Fintech’s Role in Tackling Financial Inequality

Fintech’s Role in Tackling Financial Inequality

Financial inequality is a contemporaneous global issue where enormous differences exist between access and uses of financial services among diverse socioeconomic groups. Indeed, millions within the developing areas of the world remain either unbanked or underbanked-that is, without access to basic financial services such as savings accounts, credit, insurance, and investment opportunities. It is, therefore, necessary that more and more fintech can develop new answers to these issues: democratizing access, reducing costs, and improving financial inclusion. Developing this branch, it might fill the gap between those included and those excluded financially, thus remedying financial inequality at large.

Probably the most important way in which fintech tackles financial inequality is through better accessibility of financial services for underserved populations. Traditional banking has not been able, for a long time now, to reach the low-income population and the families dwelling in remote areas due to the added cost in setting up physical infrastructures to serve them, as well as maintaining those small accounts. Conversely, the fintech firms have utilized the various digital platforms, mobile technology, and the internet in providing financial services with no physical contact. This therefore provides an avenue for people in rural or under-served areas to use financial tools by means of smartphones, even when they may live miles away from the nearest bank branch.

Mobile money platforms, such as M-Pesa in Kenya, illustrate how fintech can completely revolutionize the concept of financial inclusion. With M-Pesa, using a cellular phone, one can deposit, withdraw, and transfer cash; hence, this promotes essential financial services to millions excluded by the formal banking system. This has gone a long way in ensuring a reduction in financial inequality within Kenya and other countries where mobile money has been adopted through effective enablement of users in active participation within the economy, saving, and gaining access to microloans. This has further inspired similar innovations elsewhere, such as bKash in Bangladesh and Paytm in India, further expanding access to financial services.

Besides improving access, fintech reduces the cost of financial services-the other critical factor in reducing financial inequality. Traditional banking services often come with considerable fees, let alone the small transactions which low-income people cannot afford. In contrast, the application of technology by Fintech firms reduces overheads, possibly passing it on to customers. For example, digital banks and pay platform providers would afford to cut down transaction charges, charges on account maintenance, and currency conversion charges. This means that poor people and micro-businesses will more easily and at lesser cost manage their cash through savings.

Another good example of how fintech is reducing the barrier to financial services is the peer-to-peer lending platforms. It cuts out the traditional intermediary of finance, the banks, and connects the borrower directly to the lender. P2P makes credit available to individuals and small businesses that may not have formal credit history or collateral often called for by traditional banks. This is especially important for entrepreneurs and small businesses in developing countries that, otherwise, would not get loans from mainstream financial institutions. In this way, P2P lending platforms reduce financial inequality by equipping people with what they need to invest in businesses, improve livelihoods, and create further economic opportunities within their communities.
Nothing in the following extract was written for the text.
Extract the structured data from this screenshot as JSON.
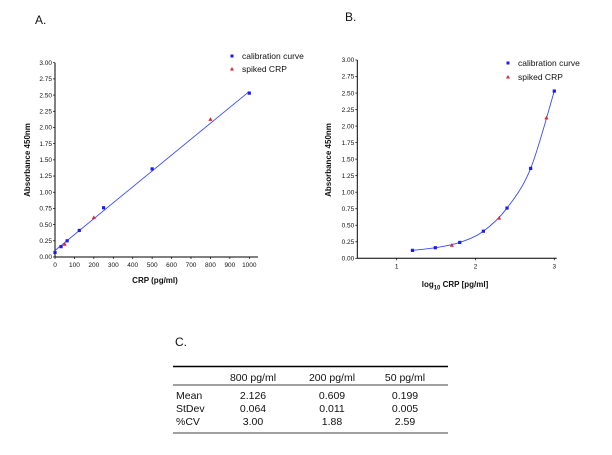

Another critical function of FinTech has been democratizing investment opportunities, important in the context of decreasing wealth disparities. In most countries and over a long period, access to diverse investment products had been restricted to rich or institutional investors. However, FinTech platforms, such as robo-advisors and investment apps, torn down these barriers by offering low-cost user-friendly investment services to larger pools of users. Most of them use algorithms for personalized investment advice and have made it possible even for persons with little knowledge of finance to invest in small sums of money. By far more importantly, this opens up more avenues of investment through which Fintech makes the growth of wealth easier and the sharing in the fruits of economic growth.